Re: Pkg-based base system.

From: Peter Jeremy <PeterJeremy_at_optushome.com.au>
Date: Sat, 20 Mar 2004 07:37:27 +1100
On Wed, Mar 17, 2004 at 06:25:28PM +0100, Miguel Mendez wrote:
>On Wed, 2004-03-17 at 12:09, David O'Brien wrote:
>
>> 3. Sounds like you want Linux with its RPM's, not BSD.  We consciously
>>    don't wrap the base system in pkg_add tarballs.  We generally LIKE the
>>    entire system being a single integrated blob.
>
>Yes and no. Perl was removed from base, wasn't it? Anyone needing perl
>can install install it from ports (read: it's one of the first ports
>most people install). Why can't the same be applied to bind and
>sendmail?

As others have noted, sendmail and bind have always been part of BSD.
Perl was developed independently and integrated into FreeBSD because it
was useful.

Perl was removed from the base system because:
1) Perl is maintained independently of FreeBSD and has been undergoing
   very rapid evolution.
2) The perl build system is essentially incompatible with FreeBSD's
   "buildworld".  The perl build system assumes that perl is being built
   on exactly the same system as it will be run whereas buildworld is
   essentially a cross-build system.  For a buildworld to be able to
   upgrade a system it cannot allow anything to assume that the runtime
   environment is the same as the build environment.

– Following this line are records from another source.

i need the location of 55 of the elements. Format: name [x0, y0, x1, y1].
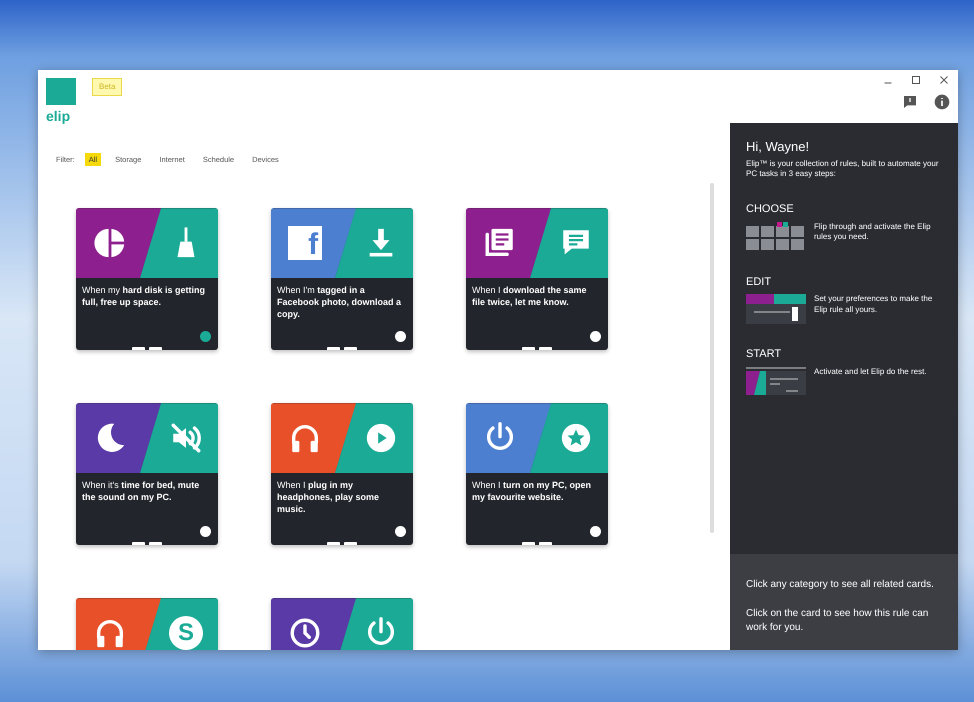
- tip-text: Click on the card to see how this rule can work for you.: [746, 607, 930, 634]
- card-tab: [539, 347, 552, 350]
- step-text: Activate and let Elip do the rest.: [814, 366, 927, 378]
- card-text: When I download the same file twice, let me know.: [471, 284, 588, 309]
- card-tab: [132, 542, 145, 546]
- card-tab: [522, 542, 535, 546]
- rule-card[interactable]: When my hard disk is getting full, free up space.: [76, 208, 218, 350]
- card-tab: [344, 542, 357, 546]
- card-text: When it's time for bed, mute the sound on my PC.: [81, 479, 200, 504]
- logo-text: elip: [46, 109, 72, 123]
- card-text: When my hard disk is getting full, free up space.: [81, 284, 206, 309]
- muted-speaker-icon: [169, 421, 204, 456]
- card-tab: [132, 347, 145, 350]
- rule-card[interactable]: When I plug in my headphones, play some music.: [271, 403, 413, 546]
- scrollbar[interactable]: [710, 183, 714, 533]
- edit-illustration: [746, 294, 806, 324]
- step-text: Flip through and activate the Elip rules you need.: [814, 222, 932, 243]
- card-text: When I turn on my PC, open my favourite website.: [471, 479, 592, 504]
- tip-text: Click any category to see all related cards.: [746, 578, 935, 591]
- toggle-dot[interactable]: [590, 331, 601, 342]
- card-tab: [327, 542, 340, 546]
- beta-badge: Beta: [92, 78, 122, 96]
- card-tab: [344, 347, 357, 350]
- maximize-icon[interactable]: [910, 74, 922, 86]
- card-tab: [522, 347, 535, 350]
- card-text: When I'm tagged in a Facebook photo, download a copy.: [276, 284, 402, 320]
- step-title: EDIT: [746, 274, 772, 290]
- toggle-dot[interactable]: [395, 526, 406, 538]
- logo-icon: [46, 78, 76, 105]
- feedback-icon[interactable]: [902, 94, 918, 110]
- intro-text: Elip™ is your collection of rules, built to automate your PC tasks in 3 easy steps:: [746, 158, 940, 180]
- rule-card[interactable]: When I turn on my PC, open my favourite website.: [466, 403, 608, 546]
- toggle-dot[interactable]: [395, 331, 406, 342]
- rule-card[interactable]: f When I'm tagged in a Facebook photo, download a copy.: [271, 208, 413, 350]
- round-logo: S: [169, 616, 204, 650]
- rule-card[interactable]: When I download the same file twice, let me know.: [466, 208, 608, 350]
- toggle-dot[interactable]: [200, 526, 211, 538]
- close-icon[interactable]: [938, 74, 950, 86]
- clock-icon: [288, 616, 322, 650]
- square-logo: f: [288, 226, 322, 260]
- card-tab: [149, 542, 162, 546]
- grid-illustration: [746, 222, 806, 252]
- card-tab: [149, 347, 162, 350]
- start-illustration: [746, 366, 806, 397]
- card-tab: [327, 347, 340, 350]
- card-text: When I plug in my headphones, play some music.: [276, 479, 380, 516]
- step-title: START: [746, 347, 782, 362]
- info-icon[interactable]: [934, 94, 950, 110]
- greeting: Hi, Wayne!: [746, 139, 810, 155]
- rule-card[interactable]: When it's time for bed, mute the sound on my PC.: [76, 403, 218, 546]
- card-tab: [539, 542, 552, 546]
- step-text: Set your preferences to make the Elip rule all yours.: [814, 294, 934, 316]
- toggle-dot[interactable]: [590, 526, 601, 538]
- step-title: CHOOSE: [746, 202, 795, 218]
- toggle-dot[interactable]: [200, 331, 211, 342]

Integrating perl into the FreeBSD build environment requires major
surgery on the perl build system.  Upgrading the base system to a new
version of perl requires a major investment of effort - which
inherently discourages anyone from upgrading the base perl.  At the
same time, users want/need the features from newer perl versions -
which meant they had to install perl from ports anyway.  Removing
perl from the base system was the most logical outcome.